Voi scrutate le Scritture ... - Si raccomanda la lettura della sacra Scrittura Dei Verbum 25: Perciò è necessario che tutti i chierici, principalmente i sacerdoti e quanti, come i diaconi o i catechisti, attendono legittimamente al ministero della parola, conservino un contatto continuo con le Scritture mediante una lettura spirituale assidua e uno studio accurato, affinché non diventi «un vano predicatore della parola di Dio all’esterno colui che non l’ascolta dentro di sé», mentre deve partecipare ai fedeli a lui affidati le sovrabbondanti ricchezze della parola divina, specialmente nella sacra liturgia. Parimenti il santo Concilio esorta con ardore e insistenza tutti i fedeli, soprattutto i religiosi, ad apprendere «la sublime scienza di Gesù Cristo» (Fil 3,8) con la frequente lettura delle divine Scritture. «L’ignoranza delle Scritture, infatti, è ignoranza di Cristo». Si accostino essi volentieri al sacro testo, sia per mezzo della sacra liturgia, che è impregnata di parole divine, sia mediante la pia lettura, sia per mezzo delle iniziative adatte a tale scopo e di altri sussidi, che con l’approvazione e a cura dei pastori della Chiesa, lodevolmente oggi si diffondono ovunque.

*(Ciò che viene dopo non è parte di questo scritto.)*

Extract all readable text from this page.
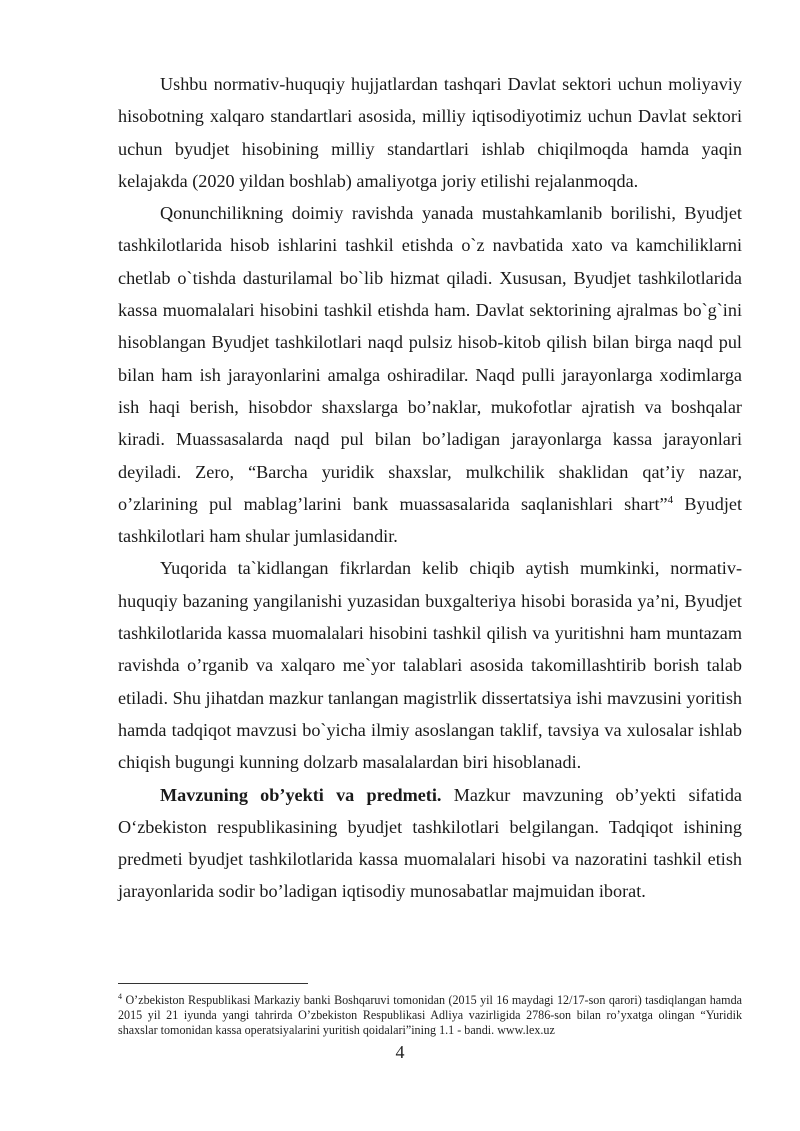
Ushbu normativ-huquqiy hujjatlardan tashqari Davlat sektori uchun moliyaviy hisobotning xalqaro standartlari asosida, milliy iqtisodiyotimiz uchun Davlat sektori uchun byudjet hisobining milliy standartlari ishlab chiqilmoqda hamda yaqin kelajakda (2020 yildan boshlab) amaliyotga joriy etilishi rejalanmoqda.

Qonunchilikning doimiy ravishda yanada mustahkamlanib borilishi, Byudjet tashkilotlarida hisob ishlarini tashkil etishda o`z navbatida xato va kamchiliklarni chetlab o`tishda dasturilamal bo`lib hizmat qiladi. Xususan, Byudjet tashkilotlarida kassa muomalalari hisobini tashkil etishda ham. Davlat sektorining ajralmas bo`g`ini hisoblangan Byudjet tashkilotlari naqd pulsiz hisob-kitob qilish bilan birga naqd pul bilan ham ish jarayonlarini amalga oshiradilar. Naqd pulli jarayonlarga xodimlarga ish haqi berish, hisobdor shaxslarga bo’naklar, mukofotlar ajratish va boshqalar kiradi. Muassasalarda naqd pul bilan bo’ladigan jarayonlarga kassa jarayonlari deyiladi. Zero, “Barcha yuridik shaxslar, mulkchilik shaklidan qat’iy nazar, o’zlarining pul mablag’larini bank muassasalarida saqlanishlari shart”$^4$ Byudjet tashkilotlari ham shular jumlasidandir.

Yuqorida ta`kidlangan fikrlardan kelib chiqib aytish mumkinki, normativ-huquqiy bazaning yangilanishi yuzasidan buxgalteriya hisobi borasida ya’ni, Byudjet tashkilotlarida kassa muomalalari hisobini tashkil qilish va yuritishni ham muntazam ravishda o’rganib va xalqaro me`yor talablari asosida takomillashtirib borish talab etiladi. Shu jihatdan mazkur tanlangan magistrlik dissertatsiya ishi mavzusini yoritish hamda tadqiqot mavzusi bo`yicha ilmiy asoslangan taklif, tavsiya va xulosalar ishlab chiqish bugungi kunning dolzarb masalalardan biri hisoblanadi.

Mavzuning ob’yekti va predmeti. Mazkur mavzuning ob’yekti sifatida O‘zbekiston respublikasining byudjet tashkilotlari belgilangan. Tadqiqot ishining predmeti byudjet tashkilotlarida kassa muomalalari hisobi va nazoratini tashkil etish jarayonlarida sodir bo’ladigan iqtisodiy munosabatlar majmuidan iborat.

$^4$ O’zbekiston Respublikasi Markaziy banki Boshqaruvi tomonidan (2015 yil 16 maydagi 12/17-son qarori) tasdiqlangan hamda 2015 yil 21 iyunda yangi tahrirda O’zbekiston Respublikasi Adliya vazirligida 2786-son bilan ro’yxatga olingan “Yuridik shaxslar tomonidan kassa operatsiyalarini yuritish qoidalari”ining 1.1 - bandi. www.lex.uz
4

Si ricordino però che la lettura della sacra Scrittura dev’essere accompagnata dalla preghiera, affinché si stabilisca il dialogo tra Dio e l’uomo; poiché «quando preghiamo, parliamo con lui; lui ascoltiamo, quando leggiamo gli oracoli divini». Compete ai vescovi, «depositari della dottrina apostolica», ammaestrare opportunamente i fedeli loro affidati sul retto uso dei libri divini, in modo particolare del Nuovo Testamento e in primo luogo dei Vangeli, grazie a traduzioni dei sacri testi; queste devono essere corredate delle note necessarie e veramente sufficienti, affinché i figli della Chiesa si familiarizzino con sicurezza e profitto con le sacre Scritture e si imbevano del loro spirito. Inoltre, siano preparate edizioni della sacra Scrittura fornite di idonee annotazioni, ad uso anche dei non cristiani e adattate alla loro situazione; sia i pastori d’anime, sia i cristiani di qualsiasi stato avranno cura di diffonderle con zelo e prudenza.
 
I Lettura: È la cronaca del desolante peccato di apostasia da parte del popolo d’Israele, stanco di attendere il ritorno di Mosè. Forse fu il tentativo di una fazione rivale del gruppo di Mosè di rimpiazzare con la figura di un vitello l’arca della alleanza segno della presenza di Dio in mezzo al suo popolo. Il toro Apis nell’antico Egitto era la divinità della generazione e della forza fecondatrice. Forgiandosi un dio di metallo fuso il popolo veniva ad infrangere la Legge di Dio che ne vietava la fattura (cfr. Es 34,17). Nel brano Mosè è presentato come il grande intercessore, un ruolo che prefigura quello del Cristo, unico Mediatore tra Dio e gli uomini (cfr. 1Tm 2,5).
 
Vangelo
Vi è già chi vi accusa: Mosè, nel quale riponete la vostra speranza.
 
Dal Vangelo secondo Giovanni
Gv 5,31-47
 
L’unità tra il Padre e il Figlio consiste nella assoluta armonia che esiste tra l’attività del Padre e quella del Figlio, il che ovviamente esige radicalmente un’identità di natura. Il mistero delle Persone divine e del loro operare viene esplicitato in relazione alla salvezza: il Figlio, vero Dio e vero Uomo, si trova nel mondo per compiere l’opera del Padre, che è  quella di portare agli uomini la salvezza. Il principio di questa comunanza di attività tra il Padre e il Figlio è l’amore: il credente che si fa raggiungere da questo amore riceve il dono immediato della vita e non incorre nel giudizio.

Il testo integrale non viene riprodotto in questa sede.